The global economy likely won’t be able to avoid a recession without a resumption of Russian energy exports this year, according to a study by Federal Reserve Bank of Dallas economists.
“If the bulk of Russian energy exports is off the market for the remainder of 2022, a global economic downturn seems unavoidable,” economists Lutz Kilian and Michael Plante wrote in an article posted by the Dallas Fed Tuesday. “This slowdown could be more protracted than that in 1991.”
The authors drew a parallel to the 1991 global recession, set off by Iraq’s invasion of Kuwait in the year prior that caused an oil-supply shock. Back then, Saudi Arabia partly reduced the impact by pledging to ramp up production, helping ensure what the researchers called “only a brief U.S. recession,” which lasted less than a year.
The refusal of financial institutions to support Russian energy exports has been the main development putting those shipments at risk, the Dallas Fed economists wrote. “This outcome was largely unanticipated, as U.S. and European Union sanctions originally deliberately excluded Russian energy exports.”
Barter schemes
Replacing that supply may be challenging, given that Saudi Arabia and the United Arab Emirates have signaled they won’t provide relief, the researchers said.
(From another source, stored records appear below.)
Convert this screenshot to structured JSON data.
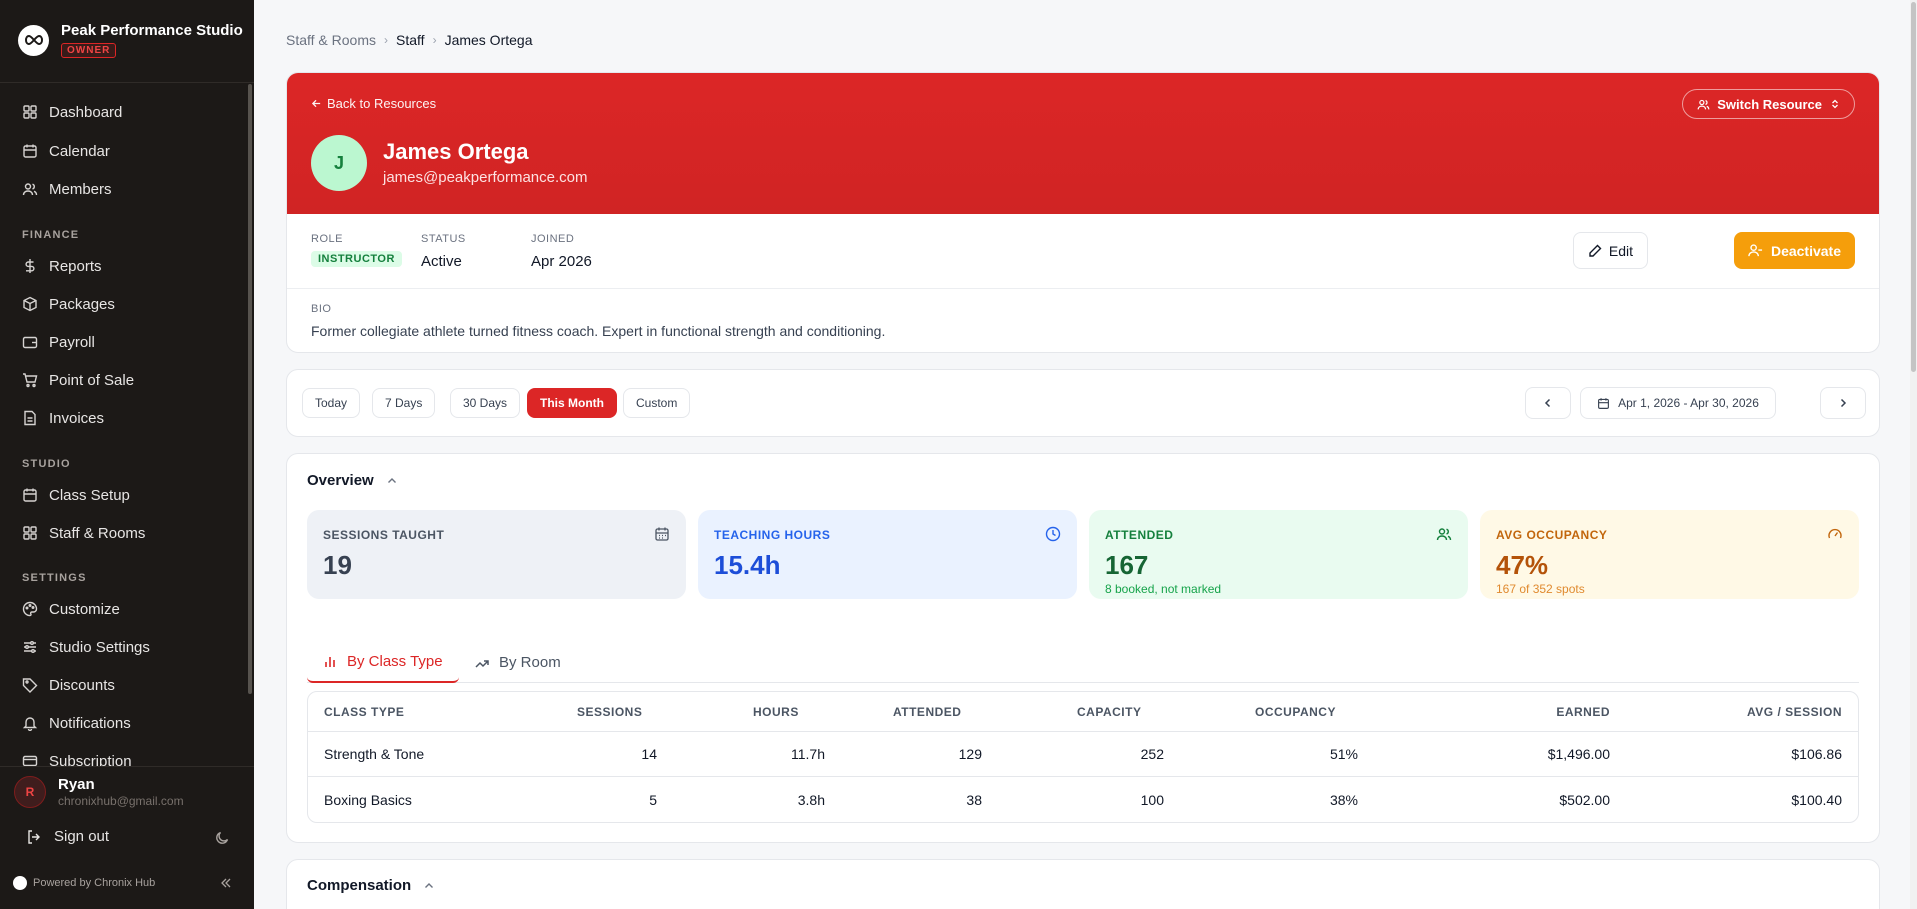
{
  "brand": {
    "name": "Peak Performance Studio",
    "badge": "OWNER"
  },
  "sidebar": {
    "items_main": [
      {
        "label": "Dashboard",
        "icon": "dashboard-icon"
      },
      {
        "label": "Calendar",
        "icon": "calendar-icon"
      },
      {
        "label": "Members",
        "icon": "users-icon"
      }
    ],
    "section_finance": "FINANCE",
    "items_finance": [
      {
        "label": "Reports",
        "icon": "dollar-icon"
      },
      {
        "label": "Packages",
        "icon": "package-icon"
      },
      {
        "label": "Payroll",
        "icon": "wallet-icon"
      },
      {
        "label": "Point of Sale",
        "icon": "cart-icon"
      },
      {
        "label": "Invoices",
        "icon": "file-icon"
      }
    ],
    "section_studio": "STUDIO",
    "items_studio": [
      {
        "label": "Class Setup",
        "icon": "calendar-icon"
      },
      {
        "label": "Staff & Rooms",
        "icon": "grid-icon"
      }
    ],
    "section_settings": "SETTINGS",
    "items_settings": [
      {
        "label": "Customize",
        "icon": "palette-icon"
      },
      {
        "label": "Studio Settings",
        "icon": "sliders-icon"
      },
      {
        "label": "Discounts",
        "icon": "tag-icon"
      },
      {
        "label": "Notifications",
        "icon": "bell-icon"
      },
      {
        "label": "Subscription",
        "icon": "credit-card-icon"
      }
    ]
  },
  "user": {
    "initial": "R",
    "name": "Ryan",
    "email": "chronixhub@gmail.com",
    "signout": "Sign out"
  },
  "powered_by": "Powered by Chronix Hub",
  "breadcrumb": {
    "root": "Staff & Rooms",
    "section": "Staff",
    "current": "James Ortega"
  },
  "profile": {
    "back": "Back to Resources",
    "switch": "Switch Resource",
    "initial": "J",
    "name": "James Ortega",
    "email": "james@peakperformance.com",
    "role_label": "ROLE",
    "role": "INSTRUCTOR",
    "status_label": "STATUS",
    "status": "Active",
    "joined_label": "JOINED",
    "joined": "Apr 2026",
    "edit": "Edit",
    "deactivate": "Deactivate",
    "bio_label": "BIO",
    "bio": "Former collegiate athlete turned fitness coach. Expert in functional strength and conditioning."
  },
  "range": {
    "options": [
      "Today",
      "7 Days",
      "30 Days",
      "This Month",
      "Custom"
    ],
    "active": "This Month",
    "date_range": "Apr 1, 2026 - Apr 30, 2026"
  },
  "overview": {
    "title": "Overview",
    "stats": [
      {
        "label": "SESSIONS TAUGHT",
        "value": "19",
        "sub": "",
        "icon": "calendar-icon"
      },
      {
        "label": "TEACHING HOURS",
        "value": "15.4h",
        "sub": "",
        "icon": "clock-icon"
      },
      {
        "label": "ATTENDED",
        "value": "167",
        "sub": "8 booked, not marked",
        "icon": "users-icon"
      },
      {
        "label": "AVG OCCUPANCY",
        "value": "47%",
        "sub": "167 of 352 spots",
        "icon": "gauge-icon"
      }
    ],
    "tabs": [
      "By Class Type",
      "By Room"
    ],
    "table": {
      "headers": [
        "CLASS TYPE",
        "SESSIONS",
        "HOURS",
        "ATTENDED",
        "CAPACITY",
        "OCCUPANCY",
        "EARNED",
        "AVG / SESSION"
      ],
      "rows": [
        [
          "Strength & Tone",
          "14",
          "11.7h",
          "129",
          "252",
          "51%",
          "$1,496.00",
          "$106.86"
        ],
        [
          "Boxing Basics",
          "5",
          "3.8h",
          "38",
          "100",
          "38%",
          "$502.00",
          "$100.40"
        ]
      ]
    }
  },
  "compensation": {
    "title": "Compensation"
  },
  "colors": {
    "accent": "#dc2626",
    "sidebar": "#1c1917",
    "warning": "#f59e0b"
  }
}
They also highlighted that U.S. shale producers are “constrained by supply-chain bottlenecks, labor shortages and the insistence of public investors on capital discipline.”
“There are indications that some oil-importing countries are exploring alternative-payment schemes that avoid the use of trade credit, bypass current financial sanctions or rely on alternative currencies,” which could help ease the hit caused by financing difficulties, Kilian and Plante wrote.
Without a supply response, the drop-off of Russian exports will cause an inflationary hit that compresses spending, according to the authors.
“Unless the Russian petroleum supply shortfall can be contained, it appears necessary for the price of oil to increase substantially and to remain elevated for a long period to eliminate the excess demand for oil,” they wrote. “This demand destruction is likely to be assisted by the recessionary effect of higher natural gas prices and other commodity prices, especially in Europe.”